Я вздрогнула. Потому что сказал он это не по-детски. Устало. Почти по-мужски.

— Мне не легко, Лёв.

Он сразу опустил глаза.

— Прости.

— Не извиняйся.

Я протянула руку, и он после секундной паузы вложил в нее свою. Пальцы длинные, тонкие, уже почти подростковые. Руки музыканта или хирурга. Или человека, который всю жизнь будет стараться держать всё под контролем, потому что в детстве контроля не было.

— Послушай меня внимательно, — сказала я. — То, что произошло вчера, — не твоя вина.

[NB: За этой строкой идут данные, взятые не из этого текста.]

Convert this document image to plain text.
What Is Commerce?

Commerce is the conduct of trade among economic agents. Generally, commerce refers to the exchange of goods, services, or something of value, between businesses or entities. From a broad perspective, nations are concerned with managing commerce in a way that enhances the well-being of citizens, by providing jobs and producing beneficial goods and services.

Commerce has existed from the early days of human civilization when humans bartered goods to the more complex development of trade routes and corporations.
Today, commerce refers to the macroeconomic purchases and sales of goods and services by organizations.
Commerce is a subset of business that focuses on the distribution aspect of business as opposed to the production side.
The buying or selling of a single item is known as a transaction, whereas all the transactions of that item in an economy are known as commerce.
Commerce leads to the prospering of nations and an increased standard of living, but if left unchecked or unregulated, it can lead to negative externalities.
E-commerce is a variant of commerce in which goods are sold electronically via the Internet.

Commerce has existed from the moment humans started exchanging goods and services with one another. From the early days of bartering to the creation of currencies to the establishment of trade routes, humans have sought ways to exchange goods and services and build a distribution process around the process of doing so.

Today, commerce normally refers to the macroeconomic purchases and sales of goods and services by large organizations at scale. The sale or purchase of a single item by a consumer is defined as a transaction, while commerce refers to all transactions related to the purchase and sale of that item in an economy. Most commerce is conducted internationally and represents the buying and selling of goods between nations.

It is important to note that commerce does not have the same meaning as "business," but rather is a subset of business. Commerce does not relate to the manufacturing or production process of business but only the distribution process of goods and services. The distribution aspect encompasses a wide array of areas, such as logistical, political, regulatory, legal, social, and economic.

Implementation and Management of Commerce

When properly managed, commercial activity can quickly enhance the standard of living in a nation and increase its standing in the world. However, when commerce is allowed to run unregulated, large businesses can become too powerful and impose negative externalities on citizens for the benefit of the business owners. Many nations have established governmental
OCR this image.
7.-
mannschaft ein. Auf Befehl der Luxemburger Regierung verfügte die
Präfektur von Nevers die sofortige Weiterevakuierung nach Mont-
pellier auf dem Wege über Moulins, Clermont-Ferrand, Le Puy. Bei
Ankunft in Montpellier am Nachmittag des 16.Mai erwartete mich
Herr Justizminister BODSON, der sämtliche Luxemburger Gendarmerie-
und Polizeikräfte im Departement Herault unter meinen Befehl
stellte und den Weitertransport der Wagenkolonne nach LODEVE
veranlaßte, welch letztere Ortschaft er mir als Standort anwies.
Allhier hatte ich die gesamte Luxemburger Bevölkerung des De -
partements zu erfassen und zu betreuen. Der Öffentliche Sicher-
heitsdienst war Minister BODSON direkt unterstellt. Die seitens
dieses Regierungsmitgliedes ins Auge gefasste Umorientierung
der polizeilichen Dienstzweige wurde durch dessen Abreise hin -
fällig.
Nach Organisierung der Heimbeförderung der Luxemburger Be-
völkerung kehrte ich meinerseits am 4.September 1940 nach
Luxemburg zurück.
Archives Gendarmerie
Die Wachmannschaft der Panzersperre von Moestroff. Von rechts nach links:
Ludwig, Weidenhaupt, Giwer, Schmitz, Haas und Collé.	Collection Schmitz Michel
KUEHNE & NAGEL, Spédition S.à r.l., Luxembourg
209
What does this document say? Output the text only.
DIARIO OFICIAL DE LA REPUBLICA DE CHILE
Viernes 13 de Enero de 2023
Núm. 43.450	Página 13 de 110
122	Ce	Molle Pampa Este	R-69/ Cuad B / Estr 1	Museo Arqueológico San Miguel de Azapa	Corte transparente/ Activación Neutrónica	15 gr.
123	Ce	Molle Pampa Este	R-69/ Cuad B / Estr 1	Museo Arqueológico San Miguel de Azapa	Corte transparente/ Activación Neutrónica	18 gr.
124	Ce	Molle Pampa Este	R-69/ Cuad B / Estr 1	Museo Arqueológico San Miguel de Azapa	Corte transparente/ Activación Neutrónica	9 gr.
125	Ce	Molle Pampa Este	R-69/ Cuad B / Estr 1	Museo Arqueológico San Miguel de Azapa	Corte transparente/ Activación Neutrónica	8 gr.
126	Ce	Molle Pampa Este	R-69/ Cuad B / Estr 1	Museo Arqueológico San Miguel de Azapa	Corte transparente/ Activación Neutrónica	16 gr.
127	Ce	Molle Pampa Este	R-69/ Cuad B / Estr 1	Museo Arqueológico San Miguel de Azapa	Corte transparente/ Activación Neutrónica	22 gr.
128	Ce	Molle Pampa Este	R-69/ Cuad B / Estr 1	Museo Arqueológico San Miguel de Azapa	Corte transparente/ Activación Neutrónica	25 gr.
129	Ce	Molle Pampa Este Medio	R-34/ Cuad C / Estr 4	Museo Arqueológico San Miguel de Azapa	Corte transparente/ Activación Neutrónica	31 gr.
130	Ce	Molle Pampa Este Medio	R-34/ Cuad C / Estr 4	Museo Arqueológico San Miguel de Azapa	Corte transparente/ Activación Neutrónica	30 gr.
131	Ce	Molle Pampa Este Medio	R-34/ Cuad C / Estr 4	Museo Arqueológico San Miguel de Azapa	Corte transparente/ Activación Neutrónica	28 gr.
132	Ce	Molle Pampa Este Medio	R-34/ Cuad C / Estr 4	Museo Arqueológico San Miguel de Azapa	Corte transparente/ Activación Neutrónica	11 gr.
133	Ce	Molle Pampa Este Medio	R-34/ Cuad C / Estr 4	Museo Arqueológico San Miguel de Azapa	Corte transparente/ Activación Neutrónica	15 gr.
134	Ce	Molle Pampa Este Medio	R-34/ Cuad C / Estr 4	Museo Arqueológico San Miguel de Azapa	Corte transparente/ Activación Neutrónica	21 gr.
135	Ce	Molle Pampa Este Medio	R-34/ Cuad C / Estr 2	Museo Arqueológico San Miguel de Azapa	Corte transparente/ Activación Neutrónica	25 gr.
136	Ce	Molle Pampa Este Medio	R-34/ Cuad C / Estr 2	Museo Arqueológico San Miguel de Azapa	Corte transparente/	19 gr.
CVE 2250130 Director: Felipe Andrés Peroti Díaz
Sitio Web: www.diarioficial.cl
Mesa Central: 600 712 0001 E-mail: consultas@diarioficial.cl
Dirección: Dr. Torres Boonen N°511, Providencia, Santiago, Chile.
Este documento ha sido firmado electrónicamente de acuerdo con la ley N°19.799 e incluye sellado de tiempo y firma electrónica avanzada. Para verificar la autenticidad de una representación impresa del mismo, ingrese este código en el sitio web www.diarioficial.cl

Не потому, что ты что-то не так сказал, не так посмотрел, не вовремя вышел на кухню. И не потому, что ты “мешал”. Понял?

Он кивнул.

— И еще. Ты не должен выбирать между мной и папой. Это взрослые дела. Очень больные, очень глупые, очень запущенные взрослые дела. Ты ребенок. Твоя задача — расти, есть завтрак и ненавидеть математику. Всё.

На этот раз он все-таки улыбнулся. Слабо, но по-настоящему.

— Я не ненавижу математику.

— Тогда можешь ненавидеть кашу.

— Это проще.

Я встала, поставила сковородку на плиту и начала жарить омлет, потому что готовить — лучший способ не упасть в бездну в восемь утра. Масло зашипело, запах яиц поплыл по кухне, и на секунду всё стало почти обычным. Почти.

Потом зазвонил телефон.

Я знала, кто это, еще до того, как посмотрела на экран. Тело узнаёт угрозу быстрее мозга.

Илья.

Я смотрела на имя и чувствовала, как внутри поднимается знакомая волна: тревога, раздражение, жалость, усталость, готовность услышать его голос и по интонации за три секунды понять, сколько там сегодня драматизма, сколько вины, сколько настоящего страха, а сколько просто плохого похмелья.

— Не бери, — тихо сказал Лёва.

И вот это было последней каплей.

Потому что мой сын не должен сидеть за завтраком и просчитывать, брать ли матери трубку от отца. Не должен напрягаться при звуке рингтона. Не должен читать по моему лицу степень семейной опасности.

Я выключила звук и перевернула телефон экраном вниз.

— Сегодня не буду, — сказала я.

Лёва кивнул. И выдохнул. Совсем чуть-чуть, но я увидела.

Ребенок выдохнул от того, что мать не взяла трубку от отца.

Меня накрыло такой яростью, что потемнело в глазах.

Не на Илью даже. На себя. На то, как долго я это нормализовала. Как долго объясняла себе, что у него трудный период, творческий кризис, нежная психика, мужская уязвимость, сложный характер, депрессия, алкоголь, страх старения, страх провала, страх несбывшейся жизни — всё что угодно, только не простую страшную правду:

мне годами было больно,

и моему ребенку тоже.

Телефон завибрировал снова. Потом еще. Потом пришло сообщение.